The 2026 election campaigns have placed environmental survival at the heart of political discourse in the Elgon region.
President Museveni’s campaign emphasizes a “science-led” approach to conservation, while Forum for Democratic Change (FDC) candidate Nathan Nandala Mafabi offers a populist message of land restoration.
Between these positions lies a desperate electorate, weary from recurring disasters yet skeptical of empty promises.
The Elgon sub-region — home to nearly 2 million people across Sebei and Bugisu — sits on one of Uganda’s most fragile ecosystems.
Steep slopes once covered in lush forest are now largely stripped bare due to unregulated farming and human settlement.
Experts warn that years of encroachment and poor land-use planning have left the soil unstable, turning every heavy rain into a potential disaster.
In recent weeks, dozens of people have died as fresh landslides swept through parts of Kween, Bukwo, and Kapchorwa, exposing the worsening environmental crisis.
For candidates, Mount Elgon has become both a symbol and a trap — a metaphor for balancing human survival with ecological preservation.
Kween District Chairperson Geoffrey Chelogoi acknowledged that environmental concerns now dominate local politics, but admitted that politicians often avoid hard truths about climate change, knowing the electorate may favor short-term livelihoods over conservation.
On his campaign trail in Bugisu and Sebei, Museveni adopted an unusually firm tone on environmental responsibility.
In every district, leaders presented memos highlighting two pressing issues: the rising death toll from recurrent landslides and the unresolved boundary dispute between Mount Elgon National Park and surrounding communities.
Museveni insisted that park boundaries must be guided by science rather than emotion. “It is not what you want but what nature wants,” he said.
He stressed that forests, rivers, lakes, and wetlands are central to Uganda’s survival, sustaining rainfall and soil fertility.
“Nature is God’s science.
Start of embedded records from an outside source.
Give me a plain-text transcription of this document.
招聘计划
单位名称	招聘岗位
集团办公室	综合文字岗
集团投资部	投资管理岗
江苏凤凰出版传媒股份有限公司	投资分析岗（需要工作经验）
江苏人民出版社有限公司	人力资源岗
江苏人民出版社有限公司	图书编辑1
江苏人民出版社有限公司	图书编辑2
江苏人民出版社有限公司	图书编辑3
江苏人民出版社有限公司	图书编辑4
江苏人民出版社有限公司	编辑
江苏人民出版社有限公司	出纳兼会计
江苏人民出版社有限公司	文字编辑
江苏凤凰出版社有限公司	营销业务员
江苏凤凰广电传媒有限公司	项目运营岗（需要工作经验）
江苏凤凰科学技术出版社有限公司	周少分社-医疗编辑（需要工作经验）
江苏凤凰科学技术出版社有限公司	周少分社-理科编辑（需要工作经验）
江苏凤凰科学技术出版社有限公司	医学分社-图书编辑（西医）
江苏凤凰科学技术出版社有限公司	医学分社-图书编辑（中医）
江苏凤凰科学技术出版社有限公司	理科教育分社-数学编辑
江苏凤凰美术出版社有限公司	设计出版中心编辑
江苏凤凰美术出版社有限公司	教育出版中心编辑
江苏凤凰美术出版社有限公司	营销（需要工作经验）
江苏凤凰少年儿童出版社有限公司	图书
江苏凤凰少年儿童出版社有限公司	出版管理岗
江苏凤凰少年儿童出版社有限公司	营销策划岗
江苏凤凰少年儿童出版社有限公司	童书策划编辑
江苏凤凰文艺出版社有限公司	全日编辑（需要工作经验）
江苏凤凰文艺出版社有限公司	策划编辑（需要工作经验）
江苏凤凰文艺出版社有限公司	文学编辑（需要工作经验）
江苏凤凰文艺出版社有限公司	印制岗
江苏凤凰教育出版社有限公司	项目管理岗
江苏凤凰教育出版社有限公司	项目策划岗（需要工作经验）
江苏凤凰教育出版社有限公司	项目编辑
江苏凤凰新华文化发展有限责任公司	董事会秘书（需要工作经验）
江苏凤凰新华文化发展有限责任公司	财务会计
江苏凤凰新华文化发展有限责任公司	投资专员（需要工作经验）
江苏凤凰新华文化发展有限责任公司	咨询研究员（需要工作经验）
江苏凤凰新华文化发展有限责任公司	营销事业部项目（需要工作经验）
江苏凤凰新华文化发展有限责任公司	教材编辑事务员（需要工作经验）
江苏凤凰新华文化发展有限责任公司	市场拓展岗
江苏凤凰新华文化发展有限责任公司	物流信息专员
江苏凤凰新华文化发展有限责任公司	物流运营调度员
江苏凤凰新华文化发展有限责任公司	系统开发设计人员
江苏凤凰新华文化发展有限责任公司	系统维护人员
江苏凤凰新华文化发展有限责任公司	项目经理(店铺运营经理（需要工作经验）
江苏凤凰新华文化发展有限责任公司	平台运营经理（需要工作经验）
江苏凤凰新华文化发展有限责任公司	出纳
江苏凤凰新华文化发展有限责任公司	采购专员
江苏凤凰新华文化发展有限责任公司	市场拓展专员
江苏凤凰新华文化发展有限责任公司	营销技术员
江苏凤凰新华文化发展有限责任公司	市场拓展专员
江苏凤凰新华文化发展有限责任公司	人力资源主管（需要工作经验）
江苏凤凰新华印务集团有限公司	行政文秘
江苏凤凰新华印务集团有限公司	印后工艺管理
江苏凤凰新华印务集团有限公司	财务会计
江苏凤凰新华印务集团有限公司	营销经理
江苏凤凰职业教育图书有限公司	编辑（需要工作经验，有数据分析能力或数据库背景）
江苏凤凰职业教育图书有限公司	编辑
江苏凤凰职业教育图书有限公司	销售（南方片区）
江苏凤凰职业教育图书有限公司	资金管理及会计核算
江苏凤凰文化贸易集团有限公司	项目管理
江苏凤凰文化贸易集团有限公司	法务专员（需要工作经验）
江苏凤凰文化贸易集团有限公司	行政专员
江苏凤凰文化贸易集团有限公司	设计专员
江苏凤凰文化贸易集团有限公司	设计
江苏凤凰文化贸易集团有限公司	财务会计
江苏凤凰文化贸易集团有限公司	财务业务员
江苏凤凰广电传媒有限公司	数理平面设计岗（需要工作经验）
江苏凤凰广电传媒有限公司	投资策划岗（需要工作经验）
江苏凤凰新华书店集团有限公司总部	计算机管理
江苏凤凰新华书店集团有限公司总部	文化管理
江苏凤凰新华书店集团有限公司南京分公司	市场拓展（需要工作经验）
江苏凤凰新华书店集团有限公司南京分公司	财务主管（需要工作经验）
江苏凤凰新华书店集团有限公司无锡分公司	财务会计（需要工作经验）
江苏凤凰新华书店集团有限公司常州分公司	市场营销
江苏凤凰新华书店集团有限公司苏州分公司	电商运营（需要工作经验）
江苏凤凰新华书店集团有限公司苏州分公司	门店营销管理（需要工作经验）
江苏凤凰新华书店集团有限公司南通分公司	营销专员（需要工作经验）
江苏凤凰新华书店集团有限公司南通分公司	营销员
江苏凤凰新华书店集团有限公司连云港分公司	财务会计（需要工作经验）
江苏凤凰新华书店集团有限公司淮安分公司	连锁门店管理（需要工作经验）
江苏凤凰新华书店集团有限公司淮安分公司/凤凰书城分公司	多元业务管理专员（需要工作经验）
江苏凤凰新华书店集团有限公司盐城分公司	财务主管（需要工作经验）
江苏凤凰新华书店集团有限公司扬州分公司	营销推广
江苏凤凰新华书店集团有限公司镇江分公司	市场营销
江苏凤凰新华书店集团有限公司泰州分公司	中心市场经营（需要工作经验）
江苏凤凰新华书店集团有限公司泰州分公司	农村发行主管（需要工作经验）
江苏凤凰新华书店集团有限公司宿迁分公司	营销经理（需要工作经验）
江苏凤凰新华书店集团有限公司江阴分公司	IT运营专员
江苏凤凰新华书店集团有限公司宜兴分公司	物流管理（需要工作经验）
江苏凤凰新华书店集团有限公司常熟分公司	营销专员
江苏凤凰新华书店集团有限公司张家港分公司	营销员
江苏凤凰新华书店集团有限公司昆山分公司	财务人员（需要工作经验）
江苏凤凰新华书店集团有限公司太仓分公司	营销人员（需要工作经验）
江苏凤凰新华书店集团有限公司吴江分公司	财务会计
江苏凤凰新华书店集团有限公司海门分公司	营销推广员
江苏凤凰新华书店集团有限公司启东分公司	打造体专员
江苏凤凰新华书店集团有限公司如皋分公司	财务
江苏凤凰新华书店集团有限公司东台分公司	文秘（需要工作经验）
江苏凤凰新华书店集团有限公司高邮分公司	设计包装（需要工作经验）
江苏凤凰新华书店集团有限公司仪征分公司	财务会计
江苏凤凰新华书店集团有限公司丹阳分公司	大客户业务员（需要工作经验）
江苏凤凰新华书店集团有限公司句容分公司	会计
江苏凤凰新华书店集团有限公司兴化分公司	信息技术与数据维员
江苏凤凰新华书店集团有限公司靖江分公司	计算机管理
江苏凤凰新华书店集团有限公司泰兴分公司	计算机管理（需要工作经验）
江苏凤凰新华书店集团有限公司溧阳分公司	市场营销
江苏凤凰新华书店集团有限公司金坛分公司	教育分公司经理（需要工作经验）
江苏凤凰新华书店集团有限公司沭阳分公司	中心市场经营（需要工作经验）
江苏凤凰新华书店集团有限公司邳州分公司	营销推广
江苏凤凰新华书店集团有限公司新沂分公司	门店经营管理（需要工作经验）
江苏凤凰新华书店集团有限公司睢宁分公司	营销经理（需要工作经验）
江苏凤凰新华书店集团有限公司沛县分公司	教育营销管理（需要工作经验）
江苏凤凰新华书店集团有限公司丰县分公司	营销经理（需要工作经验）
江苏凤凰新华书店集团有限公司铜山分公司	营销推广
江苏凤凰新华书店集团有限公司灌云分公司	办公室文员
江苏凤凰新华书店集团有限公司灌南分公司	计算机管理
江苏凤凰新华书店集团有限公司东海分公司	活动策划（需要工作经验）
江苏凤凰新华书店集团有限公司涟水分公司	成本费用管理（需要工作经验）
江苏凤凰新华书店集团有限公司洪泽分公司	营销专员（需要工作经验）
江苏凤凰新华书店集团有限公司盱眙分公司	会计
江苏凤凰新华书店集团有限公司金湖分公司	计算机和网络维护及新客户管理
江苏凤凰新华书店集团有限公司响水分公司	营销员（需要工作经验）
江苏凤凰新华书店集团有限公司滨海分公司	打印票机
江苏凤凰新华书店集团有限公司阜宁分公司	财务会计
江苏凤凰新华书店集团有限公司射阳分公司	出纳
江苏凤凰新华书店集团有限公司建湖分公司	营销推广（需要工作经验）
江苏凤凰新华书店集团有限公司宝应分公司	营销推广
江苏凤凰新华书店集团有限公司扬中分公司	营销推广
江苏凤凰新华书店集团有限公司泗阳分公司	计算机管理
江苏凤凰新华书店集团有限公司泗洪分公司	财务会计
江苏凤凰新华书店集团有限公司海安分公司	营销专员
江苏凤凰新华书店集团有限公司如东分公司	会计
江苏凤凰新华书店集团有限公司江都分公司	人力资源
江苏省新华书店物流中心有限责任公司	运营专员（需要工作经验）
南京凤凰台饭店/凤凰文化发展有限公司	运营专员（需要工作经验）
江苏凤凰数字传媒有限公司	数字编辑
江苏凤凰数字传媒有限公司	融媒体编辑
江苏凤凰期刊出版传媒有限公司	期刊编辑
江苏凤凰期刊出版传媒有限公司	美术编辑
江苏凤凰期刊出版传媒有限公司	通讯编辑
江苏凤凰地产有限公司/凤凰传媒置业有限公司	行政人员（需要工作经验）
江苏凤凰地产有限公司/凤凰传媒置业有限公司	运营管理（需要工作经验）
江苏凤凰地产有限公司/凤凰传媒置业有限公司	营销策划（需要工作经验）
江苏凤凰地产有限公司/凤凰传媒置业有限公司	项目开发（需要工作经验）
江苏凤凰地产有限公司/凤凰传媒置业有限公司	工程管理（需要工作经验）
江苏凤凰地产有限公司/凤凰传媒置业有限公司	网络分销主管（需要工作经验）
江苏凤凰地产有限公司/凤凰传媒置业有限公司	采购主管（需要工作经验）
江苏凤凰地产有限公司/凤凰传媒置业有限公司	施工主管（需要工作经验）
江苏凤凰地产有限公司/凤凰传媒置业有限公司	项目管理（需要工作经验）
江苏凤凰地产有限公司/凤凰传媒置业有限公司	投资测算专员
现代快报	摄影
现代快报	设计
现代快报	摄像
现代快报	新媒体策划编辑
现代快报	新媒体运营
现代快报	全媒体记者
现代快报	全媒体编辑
Without mountains like Elgon and Rwenzori, Uganda would be a desert,” he warned.
The President condemned settlement and farming on slopes steeper than 30 degrees, pledging to convene a post-election conference of experts and community leaders to chart a long-term co-existence strategy.
He also promised a scientific resurvey of the park boundary and resettlement for families living on high-risk slopes, acknowledging that population growth has made unregulated settlement unsustainable.
Museveni’s message, rooted in environmental responsibility, also projects a political image of leadership focused on long-term survival.
By contrast, FDC candidate Nandala Mafabi, a native of the region, has pledged to allow human activity within the protected area.
Speaking at rallies in Kapchorwa, Bulambuli, and Namisindwa, he declared that if elected, he would “return Mount Elgon to its rightful owners, the community.”
“God intended this mountain for our people,” Nandala said. “If it were not ours, He would have located it in Karamoja or another region.”
His message resonates with displaced families and squatters who feel alienated by years of park enforcement and eviction.
But conservationists warn that such populist pledges risk undoing decades of ecological protection.
“If every vote comes at the cost of a forest, then we are voting for more disasters,” said one environmental activist.